The objectives of the current study were to determine if there are significant cardiovascular health disparities among immigrants to Ontario, Canada, from eight major ethnic groups in regard to the prevalence of traditional cardiac risk factors, and 10-year incidence rates of major cardiovascular events.

The retrospective cohort study analyzed health data from 697,690 immigrants from 196 countries. The immigrants were identified from the citizenship and immigration information in Canada’s permanent resident database that is linked to eight population-based health databases. The study included all legal immigrants ages 30-74 that arrived in Ontario between 1985 and 1998. Study participants had to have no known history of a major cardiovascular event prior to January 2000. Immigrants were classified into one of eight major ethnic groups: White-Western European, White-Eastern European, East Asian, Black, Southeast Asian, Latin American, West Asian/Arab and South Asian.

Tu’s group found that Blacks, Hispanics, and immigrants from Russia and Iran had a higher incidence of cardiac events. Asian immigrants had a lower incidence of events.

The researchers found that the 10-year incidence rate of major cardiovascular events is lower in the immigrant groups studied compared to long-term residents of Ontario. The 10-year incidence rates of major cardiovascular disease (CVD) events varied four-fold across the eight ethnic groups. For the purposes of the study, CVD included acute myocardial infarction, stroke, congestive heart failure, percutaneous coronary intervention (PCI), coronary artery bypass graft surgery (CABG), and/or cardiovascular death.

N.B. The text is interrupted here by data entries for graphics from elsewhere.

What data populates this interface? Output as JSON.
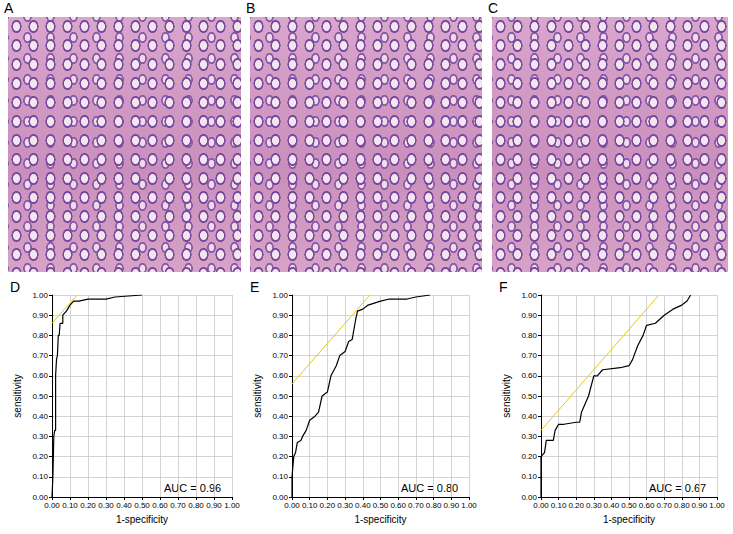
{
  "panels": [
    "A",
    "B",
    "C"
  ],
  "chart_data": [
    {
      "type": "line",
      "title": "D",
      "x_label": "1-specificity",
      "y_label": "sensitivity",
      "annotation": "AUC = 0.96",
      "grid": true,
      "xlim": [
        0,
        1
      ],
      "ylim": [
        0,
        1
      ],
      "xticks": [
        {
          "value": 0,
          "label": "0.00"
        },
        {
          "value": 0.1,
          "label": "0.10"
        },
        {
          "value": 0.2,
          "label": "0.20"
        },
        {
          "value": 0.3,
          "label": "0.30"
        },
        {
          "value": 0.4,
          "label": "0.40"
        },
        {
          "value": 0.5,
          "label": "0.50"
        },
        {
          "value": 0.6,
          "label": "0.60"
        },
        {
          "value": 0.7,
          "label": "0.70"
        },
        {
          "value": 0.8,
          "label": "0.80"
        },
        {
          "value": 0.9,
          "label": "0.90"
        },
        {
          "value": 1,
          "label": "1.00"
        }
      ],
      "yticks": [
        {
          "value": 0,
          "label": "0.00"
        },
        {
          "value": 0.1,
          "label": "0.10"
        },
        {
          "value": 0.2,
          "label": "0.20"
        },
        {
          "value": 0.3,
          "label": "0.30"
        },
        {
          "value": 0.4,
          "label": "0.40"
        },
        {
          "value": 0.5,
          "label": "0.50"
        },
        {
          "value": 0.6,
          "label": "0.60"
        },
        {
          "value": 0.7,
          "label": "0.70"
        },
        {
          "value": 0.8,
          "label": "0.80"
        },
        {
          "value": 0.9,
          "label": "0.90"
        },
        {
          "value": 1,
          "label": "1.00"
        }
      ],
      "series": [
        {
          "color": "#000000",
          "x": [
            0,
            0.005,
            0.01,
            0.015,
            0.02,
            0.02,
            0.025,
            0.03,
            0.035,
            0.04,
            0.045,
            0.06,
            0.06,
            0.08,
            0.1,
            0.12,
            0.15,
            0.2,
            0.3,
            0.35,
            0.5
          ],
          "values": [
            0,
            0.1,
            0.3,
            0.33,
            0.33,
            0.6,
            0.68,
            0.7,
            0.8,
            0.8,
            0.86,
            0.86,
            0.9,
            0.92,
            0.95,
            0.97,
            0.97,
            0.98,
            0.98,
            0.99,
            1.0
          ]
        },
        {
          "color": "#e6c619",
          "x": [
            0,
            0.14
          ],
          "values": [
            0.86,
            1.0
          ]
        }
      ]
    },
    {
      "type": "line",
      "title": "E",
      "x_label": "1-specificity",
      "y_label": "sensitivity",
      "annotation": "AUC = 0.80",
      "grid": true,
      "xlim": [
        0,
        1
      ],
      "ylim": [
        0,
        1
      ],
      "xticks": [
        {
          "value": 0,
          "label": "0.00"
        },
        {
          "value": 0.1,
          "label": "0.10"
        },
        {
          "value": 0.2,
          "label": "0.20"
        },
        {
          "value": 0.3,
          "label": "0.30"
        },
        {
          "value": 0.4,
          "label": "0.40"
        },
        {
          "value": 0.5,
          "label": "0.50"
        },
        {
          "value": 0.6,
          "label": "0.60"
        },
        {
          "value": 0.7,
          "label": "0.70"
        },
        {
          "value": 0.8,
          "label": "0.80"
        },
        {
          "value": 0.9,
          "label": "0.90"
        },
        {
          "value": 1,
          "label": "1.00"
        }
      ],
      "yticks": [
        {
          "value": 0,
          "label": "0.00"
        },
        {
          "value": 0.1,
          "label": "0.10"
        },
        {
          "value": 0.2,
          "label": "0.20"
        },
        {
          "value": 0.3,
          "label": "0.30"
        },
        {
          "value": 0.4,
          "label": "0.40"
        },
        {
          "value": 0.5,
          "label": "0.50"
        },
        {
          "value": 0.6,
          "label": "0.60"
        },
        {
          "value": 0.7,
          "label": "0.70"
        },
        {
          "value": 0.8,
          "label": "0.80"
        },
        {
          "value": 0.9,
          "label": "0.90"
        },
        {
          "value": 1,
          "label": "1.00"
        }
      ],
      "series": [
        {
          "color": "#000000",
          "x": [
            0,
            0,
            0.01,
            0.02,
            0.03,
            0.05,
            0.06,
            0.08,
            0.1,
            0.13,
            0.15,
            0.17,
            0.2,
            0.22,
            0.25,
            0.27,
            0.3,
            0.32,
            0.34,
            0.36,
            0.37,
            0.4,
            0.43,
            0.5,
            0.55,
            0.65,
            0.7,
            0.78
          ],
          "values": [
            0,
            0.1,
            0.2,
            0.22,
            0.27,
            0.28,
            0.3,
            0.33,
            0.38,
            0.4,
            0.42,
            0.5,
            0.52,
            0.6,
            0.65,
            0.7,
            0.72,
            0.77,
            0.78,
            0.88,
            0.92,
            0.93,
            0.95,
            0.97,
            0.98,
            0.98,
            0.99,
            1.0
          ]
        },
        {
          "color": "#e6c619",
          "x": [
            0,
            0.44
          ],
          "values": [
            0.56,
            1.0
          ]
        }
      ]
    },
    {
      "type": "line",
      "title": "F",
      "x_label": "1-specificity",
      "y_label": "sensitivity",
      "annotation": "AUC = 0.67",
      "grid": true,
      "xlim": [
        0,
        1
      ],
      "ylim": [
        0,
        1
      ],
      "xticks": [
        {
          "value": 0,
          "label": "0.00"
        },
        {
          "value": 0.1,
          "label": "0.10"
        },
        {
          "value": 0.2,
          "label": "0.20"
        },
        {
          "value": 0.3,
          "label": "0.30"
        },
        {
          "value": 0.4,
          "label": "0.40"
        },
        {
          "value": 0.5,
          "label": "0.50"
        },
        {
          "value": 0.6,
          "label": "0.60"
        },
        {
          "value": 0.7,
          "label": "0.70"
        },
        {
          "value": 0.8,
          "label": "0.80"
        },
        {
          "value": 0.9,
          "label": "0.90"
        },
        {
          "value": 1,
          "label": "1.00"
        }
      ],
      "yticks": [
        {
          "value": 0,
          "label": "0.00"
        },
        {
          "value": 0.1,
          "label": "0.10"
        },
        {
          "value": 0.2,
          "label": "0.20"
        },
        {
          "value": 0.3,
          "label": "0.30"
        },
        {
          "value": 0.4,
          "label": "0.40"
        },
        {
          "value": 0.5,
          "label": "0.50"
        },
        {
          "value": 0.6,
          "label": "0.60"
        },
        {
          "value": 0.7,
          "label": "0.70"
        },
        {
          "value": 0.8,
          "label": "0.80"
        },
        {
          "value": 0.9,
          "label": "0.90"
        },
        {
          "value": 1,
          "label": "1.00"
        }
      ],
      "series": [
        {
          "color": "#000000",
          "x": [
            0,
            0,
            0.02,
            0.03,
            0.07,
            0.08,
            0.1,
            0.13,
            0.2,
            0.22,
            0.23,
            0.27,
            0.3,
            0.32,
            0.35,
            0.45,
            0.5,
            0.52,
            0.55,
            0.58,
            0.6,
            0.65,
            0.7,
            0.75,
            0.8,
            0.83,
            0.85
          ],
          "values": [
            0,
            0.2,
            0.22,
            0.28,
            0.28,
            0.33,
            0.36,
            0.36,
            0.37,
            0.37,
            0.42,
            0.5,
            0.6,
            0.6,
            0.63,
            0.64,
            0.65,
            0.68,
            0.75,
            0.8,
            0.85,
            0.86,
            0.9,
            0.93,
            0.95,
            0.97,
            1.0
          ]
        },
        {
          "color": "#e6c619",
          "x": [
            0,
            0.67
          ],
          "values": [
            0.33,
            1.0
          ]
        }
      ]
    }
  ]
}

In the summary of their results, the authors wrote that East Asian (eg, Taiwan, Hong Kong, China) immigrants had the lowest risk of CVD and South Asian (eg, Sri Lanka, Pakistan, India) males and Latin American/South Asian females had the highest risk overall. They also noted that “by country of birth, male immigrants from Guyana, Iraq, Russia and South Asian countries were at highest risk while female immigrants from Guyana, Iraq and South Asian countries were at highest risk.”

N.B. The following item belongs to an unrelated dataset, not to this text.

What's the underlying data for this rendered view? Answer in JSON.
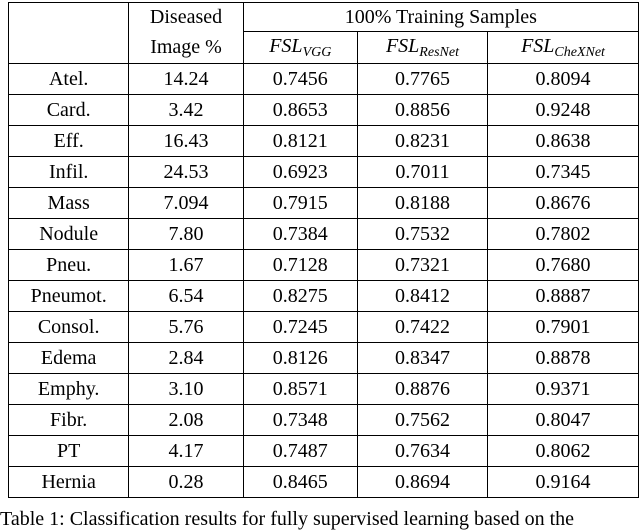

Variations in the prevalence of traditional risk factors/socio-demographic factors explain part, but not all, of these disparities. According to the authors, “Variation between ethnic groups in the incidence of the composite outcome was most explained by variation in the prevalence of hyperlipidemia (ie, total/HDL cholesterol ratio).”

This data can be used to develop health promotion strategies aimed at improving the cardiovascular health of diverse multi-ethnic populations.

Further research is needed to identify the contributions to these disparities of behavioral and lifestyle factors, as well as environmental, social, cultural, and genetic factors.

The study was supported by the Public Health Agency of Canada, the Heart and Stroke Foundation of Ontario, the Institute for Circulatory and Respiratory Health-Canadian Institutes of Health.